ROME — Martina Carbonaro, a 14-year-old girl, was murdered in Afragola, near Naples, on May 26, 2025. Her ex-boyfriend, 18-year-old Alessio Tucci, has confessed to the femicide, admitting he killed her and hid her body near an abandoned building after she ended their relationship, reportedly because of his violent behavior. Tucci had even joined the search with Martina’s family, trying to deflect suspicion. He has now been arrested for aggravated murder and concealment of a corpse.
For the latest news & views from every corner of the world, Worldcrunch Today is the only truly international newsletter. Sign up here.
Among the many reasons why Martina Carbonaro’s femicide has shaken us, one stands out: the unbearable dissonance between what happened and Martina’s age. Between what the life a fourteen-year-old is, or should be, and how hers ended.
We tend to think of feminicide as something that happens to adults. Because at its core, it is always about control and possession. And in our collective imagination, adolescence is the opposite of control: it’s about rebellion, impulsiveness, uncertainty. That’s what biology intended. The prefrontal cortex, which governs rational thinking, decision-making, and self-regulation, only fully matures around the age of 25.
A generation more under control than ever
And yet we very well know that no generation has ever been more controlled than this one. We have apps to track their school grades, their absences, the sites they’ve visited — both real and virtual. Even the last time they logged onto WhatsApp. At the heart of all this is an ancient fear: the desperate need to know our children are still alive.
We’ve handed over to technology the most naive illusion of all — the belief that human life can be managed.
Because the problem of control does not just belong to adults.
But the lives of others always slip through our fingers. We can never fully grasp their inner world. Believing we can is a dangerous mistake, and adolescence is the age when that illusion becomes most intense and most lethal.
Because the problem of control — which is always, it’s worth repeating, at the root of femicide — does not just belong to adults. It’s something that, more than ever before, affects children too.
For Gen Z, sharing their real-time location with friends feels natural. It’s how they connect, how they feel safe. In fact, 70% of girls say geolocation helps them feel protected. The logic has been flipped: control isn’t seen as invasive or threatening. It’s seen as comforting.

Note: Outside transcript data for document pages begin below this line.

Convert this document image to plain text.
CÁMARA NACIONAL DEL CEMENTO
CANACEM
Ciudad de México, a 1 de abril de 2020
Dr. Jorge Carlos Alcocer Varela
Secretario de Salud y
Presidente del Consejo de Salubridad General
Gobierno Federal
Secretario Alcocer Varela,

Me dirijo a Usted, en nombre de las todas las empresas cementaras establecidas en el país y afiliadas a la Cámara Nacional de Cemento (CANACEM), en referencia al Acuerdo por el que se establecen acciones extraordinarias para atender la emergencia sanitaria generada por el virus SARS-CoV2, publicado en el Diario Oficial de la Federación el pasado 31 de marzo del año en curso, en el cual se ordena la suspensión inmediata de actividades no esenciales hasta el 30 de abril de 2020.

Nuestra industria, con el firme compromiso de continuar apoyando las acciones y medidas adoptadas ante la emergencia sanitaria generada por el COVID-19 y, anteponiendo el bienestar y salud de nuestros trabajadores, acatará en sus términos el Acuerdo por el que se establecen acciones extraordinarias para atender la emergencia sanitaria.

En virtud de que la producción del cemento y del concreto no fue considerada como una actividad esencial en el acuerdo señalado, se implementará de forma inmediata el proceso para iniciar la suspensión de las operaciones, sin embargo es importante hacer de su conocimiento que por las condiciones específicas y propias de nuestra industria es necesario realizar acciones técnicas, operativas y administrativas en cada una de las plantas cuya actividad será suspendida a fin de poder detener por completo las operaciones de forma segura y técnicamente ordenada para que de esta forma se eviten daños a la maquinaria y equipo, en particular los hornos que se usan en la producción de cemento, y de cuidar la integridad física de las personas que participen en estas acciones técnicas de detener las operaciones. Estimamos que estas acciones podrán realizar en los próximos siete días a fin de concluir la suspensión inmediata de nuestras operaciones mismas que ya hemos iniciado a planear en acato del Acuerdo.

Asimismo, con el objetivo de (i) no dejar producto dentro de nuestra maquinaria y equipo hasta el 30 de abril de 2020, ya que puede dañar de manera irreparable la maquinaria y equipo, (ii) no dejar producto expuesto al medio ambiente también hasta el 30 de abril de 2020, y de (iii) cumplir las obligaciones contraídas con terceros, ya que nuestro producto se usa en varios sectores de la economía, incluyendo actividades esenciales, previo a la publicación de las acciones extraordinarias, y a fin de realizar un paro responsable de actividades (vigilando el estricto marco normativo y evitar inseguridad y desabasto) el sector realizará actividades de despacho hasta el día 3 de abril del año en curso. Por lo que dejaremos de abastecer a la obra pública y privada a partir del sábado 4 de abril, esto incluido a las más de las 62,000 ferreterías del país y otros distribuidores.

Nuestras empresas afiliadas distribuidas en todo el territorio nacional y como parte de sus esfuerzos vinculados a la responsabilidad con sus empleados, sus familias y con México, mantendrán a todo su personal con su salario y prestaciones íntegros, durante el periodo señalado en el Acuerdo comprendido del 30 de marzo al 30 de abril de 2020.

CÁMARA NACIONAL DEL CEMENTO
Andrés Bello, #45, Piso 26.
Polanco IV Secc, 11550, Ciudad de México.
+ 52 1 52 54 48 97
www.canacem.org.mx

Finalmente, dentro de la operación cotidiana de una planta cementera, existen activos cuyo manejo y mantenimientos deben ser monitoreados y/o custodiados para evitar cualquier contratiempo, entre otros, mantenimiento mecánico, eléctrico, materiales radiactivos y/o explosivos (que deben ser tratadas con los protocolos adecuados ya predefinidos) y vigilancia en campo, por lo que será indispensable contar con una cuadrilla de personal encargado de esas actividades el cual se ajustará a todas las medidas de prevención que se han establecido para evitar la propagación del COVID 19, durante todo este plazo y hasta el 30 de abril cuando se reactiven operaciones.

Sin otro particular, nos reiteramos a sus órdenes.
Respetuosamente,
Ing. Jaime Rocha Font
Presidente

21% of teens say that sharing passwords to social media with their partner is a sign of love.
According to a Save the Children survey called Le ragazze stanno bene? Indagine sulla violenza di genere onlife in adolescenza (“Are Girls Okay? Survey on Onlife Gender Violence in Adolescence”), 21% of teens say that sharing passwords to social media and devices with their partner is a sign of love.
Erasure of personal boundaries
One in five young people, in other words, believes that real love means total erasure of personal boundaries. It means knowing — and therefore possessing — every last detail of another person. The line between care and control gets lost in the sea of connection, which, for today’s teens, might be the most important value of all.
To “connect” doesn’t just mean to interact. It means building a relationship, forming a bond. It means getting access to more and more parts of someone else’s life. Becoming a part of them, fully aware of it. In another, not unrelated, meaning, to “connect” is also to reason, to think logically. So if someone believes, rationally, that another person is theirs to dominate, how do they cope with losing them?
We tell ourselves that the problem of patriarchal control belongs to the past: the husband who locks his wife in the house, won’t let her see her friends, or raises his hands on her. But those things are very much of the present.
Martina’s death is not random or inexplicable. It is the outcome of a system that runs deep.
And now they’re more dangerous because they’re more subtle. They’re harder to spot, and more insidious. Like before, they are accepted and normalized by society. But unlike before, they have now spread among the youngest. Especially among the youngest.
So Martina’s death, horrifying as it is — and it absolutely is —, is not random or inexplicable. It is the outcome of a system that runs deep. A system that has stayed consistent for centuries — even millennia. A system that turns jealousy into a virtue.
That keeps distorting a basic truth: the craving for control may indeed be tied to many emotions: insecurity, fear, low self-esteem, panic. But never to love.